Winter Weather

Get to the grocery store. Now. Winter weather is coming. You may never again have access to milk or bread.


Ok, so this is obviously an exaggeration. Though, sometimes it can seem that winter warnings in our area become over the top and almost comical. There surely is a happy balance between hysteria and preparedness.


As we are writing this, the weekend weather forecasts show another round of freezing temperatures and we certainly are in the season of ice and snow.  In dangerous conditions and extreme cold, children and elderly are at the highest risk because of their bodies’ vulnerabilities. Whether you have a house full of children, grandchild or a braving the storm alone, how can you best prepare your household for winter weather?


  • Prepare ahead of time with ice-melt, sand, a snow shovel and wood for a fire (if you have a wood burning fireplace). This keeps your roadways as clear as possible and allows for alternative heat sources in the event of power outages. If feasible, you may consider investing in a small generator.
  • Have a stash of flashlights and batteries readily available.
  • Keep fire extinguishers on hand, and make sure everyone in your house knows how to use them. House fires pose an additional risk, as more people turn to alternate heating sources without taking the necessary safety precautions.
  • Using ovens, stoves and unattended space heaters as heat sources is not advised. The fire and/or carbon monoxide risk associated with these methods is just too high – especially with children.
  • Learn how to shut off water in case a pipe bursts.
  • Beware of carbon monoxide. Never use a generator, grill, camp stove or other gasoline, propane, natural gas or charcoal¬ burning devices inside a home, garage, basement, crawlspace or any partially enclosed area. Locate unit at least 20 feet from doors, windows and vents that could allow carbon monoxide to come indoors.
  • Have some planned activities indoors such as board games, books, coloring books and cards. TV, movies, handheld devices and computers are difficult to count on for activity without electricity for the charger!
  • During the cold, snow or freezing rain, use common sense. Stay indoors. Stay dry. Dress warmly. Use extra blankets. Insulate doorways and windows with rolled towels.
  • If your home loses power or heat for more than a few hours or if you do not have adequate supplies to stay warm in your home overnight, you may want to go to a designated public shelter if you can get there safely. Text SHELTER + your ZIP code to 43362 (4FEMA) to find the nearest shelter in your area (e.g., SHELTER20472).
  • Check in with close family, friends and neighbors to ensure they are safe and warm.

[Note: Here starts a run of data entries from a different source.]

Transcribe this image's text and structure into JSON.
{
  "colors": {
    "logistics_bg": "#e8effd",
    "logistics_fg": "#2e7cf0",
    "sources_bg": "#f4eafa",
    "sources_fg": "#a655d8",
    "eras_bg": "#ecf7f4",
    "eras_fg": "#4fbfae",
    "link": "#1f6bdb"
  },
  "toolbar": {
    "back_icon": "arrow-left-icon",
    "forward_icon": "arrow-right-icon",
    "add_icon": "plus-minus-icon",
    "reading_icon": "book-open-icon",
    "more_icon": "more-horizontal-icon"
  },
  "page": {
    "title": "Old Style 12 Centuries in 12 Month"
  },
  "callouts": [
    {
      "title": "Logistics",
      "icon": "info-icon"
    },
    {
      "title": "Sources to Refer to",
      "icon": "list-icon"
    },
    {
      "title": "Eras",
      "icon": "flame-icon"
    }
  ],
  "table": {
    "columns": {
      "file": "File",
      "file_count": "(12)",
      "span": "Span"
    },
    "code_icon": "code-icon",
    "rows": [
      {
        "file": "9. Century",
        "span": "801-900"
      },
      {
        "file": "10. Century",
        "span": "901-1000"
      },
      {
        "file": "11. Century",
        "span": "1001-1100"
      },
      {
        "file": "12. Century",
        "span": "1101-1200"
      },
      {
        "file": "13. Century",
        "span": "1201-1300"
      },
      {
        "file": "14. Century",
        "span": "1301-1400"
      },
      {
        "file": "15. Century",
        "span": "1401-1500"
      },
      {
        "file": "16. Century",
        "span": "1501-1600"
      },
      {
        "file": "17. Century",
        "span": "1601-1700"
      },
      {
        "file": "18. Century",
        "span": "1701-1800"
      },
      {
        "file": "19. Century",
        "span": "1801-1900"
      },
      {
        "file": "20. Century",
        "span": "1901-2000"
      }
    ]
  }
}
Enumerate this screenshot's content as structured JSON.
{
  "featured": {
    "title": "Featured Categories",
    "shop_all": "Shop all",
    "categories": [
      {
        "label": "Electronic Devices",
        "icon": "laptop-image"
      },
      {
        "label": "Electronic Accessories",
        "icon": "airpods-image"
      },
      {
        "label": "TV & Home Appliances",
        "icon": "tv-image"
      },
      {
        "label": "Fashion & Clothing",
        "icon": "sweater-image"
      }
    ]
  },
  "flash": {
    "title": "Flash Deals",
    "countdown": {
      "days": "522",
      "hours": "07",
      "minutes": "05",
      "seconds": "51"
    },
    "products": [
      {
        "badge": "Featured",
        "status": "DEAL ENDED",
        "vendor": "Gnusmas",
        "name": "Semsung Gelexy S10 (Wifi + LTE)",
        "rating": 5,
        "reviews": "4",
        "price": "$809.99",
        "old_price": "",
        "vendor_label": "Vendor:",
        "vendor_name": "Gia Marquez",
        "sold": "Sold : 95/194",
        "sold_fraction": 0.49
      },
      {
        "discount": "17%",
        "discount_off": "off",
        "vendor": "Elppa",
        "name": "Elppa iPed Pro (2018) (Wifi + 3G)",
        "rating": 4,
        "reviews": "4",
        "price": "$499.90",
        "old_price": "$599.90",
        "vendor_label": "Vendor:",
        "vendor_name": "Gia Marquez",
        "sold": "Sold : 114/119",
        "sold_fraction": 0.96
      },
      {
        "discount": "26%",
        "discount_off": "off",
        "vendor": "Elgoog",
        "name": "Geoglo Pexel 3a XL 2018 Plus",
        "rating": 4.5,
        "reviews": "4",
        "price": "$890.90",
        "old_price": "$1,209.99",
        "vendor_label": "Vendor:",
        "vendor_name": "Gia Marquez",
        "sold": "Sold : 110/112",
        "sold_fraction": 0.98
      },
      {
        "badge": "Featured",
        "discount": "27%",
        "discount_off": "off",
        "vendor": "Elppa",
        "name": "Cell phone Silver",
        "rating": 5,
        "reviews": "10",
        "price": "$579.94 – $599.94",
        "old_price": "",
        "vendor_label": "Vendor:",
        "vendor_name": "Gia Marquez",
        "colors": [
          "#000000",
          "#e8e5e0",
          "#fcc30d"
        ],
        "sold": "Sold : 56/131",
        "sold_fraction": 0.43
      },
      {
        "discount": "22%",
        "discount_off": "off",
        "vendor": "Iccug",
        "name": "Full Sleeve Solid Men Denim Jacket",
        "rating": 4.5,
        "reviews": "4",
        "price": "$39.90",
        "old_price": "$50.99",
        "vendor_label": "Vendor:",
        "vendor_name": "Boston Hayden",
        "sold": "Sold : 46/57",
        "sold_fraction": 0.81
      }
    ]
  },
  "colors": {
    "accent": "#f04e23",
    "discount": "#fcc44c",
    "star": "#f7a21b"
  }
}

Oklahoma weather can be unpredictable and extreme. Do we recommend buying 10 gallons of milk a week before weather hits? Probably not. But having a plan in place and preparations ready can make all the difference when you are unexpectedly (or expectedly) met with extreme cold and no electricity. So go buy some milk…and maybe a loaf of bread. Then, snuggle in with your family and relax knowing you are prepared for the worst while hoping for a cozy, easy weekend.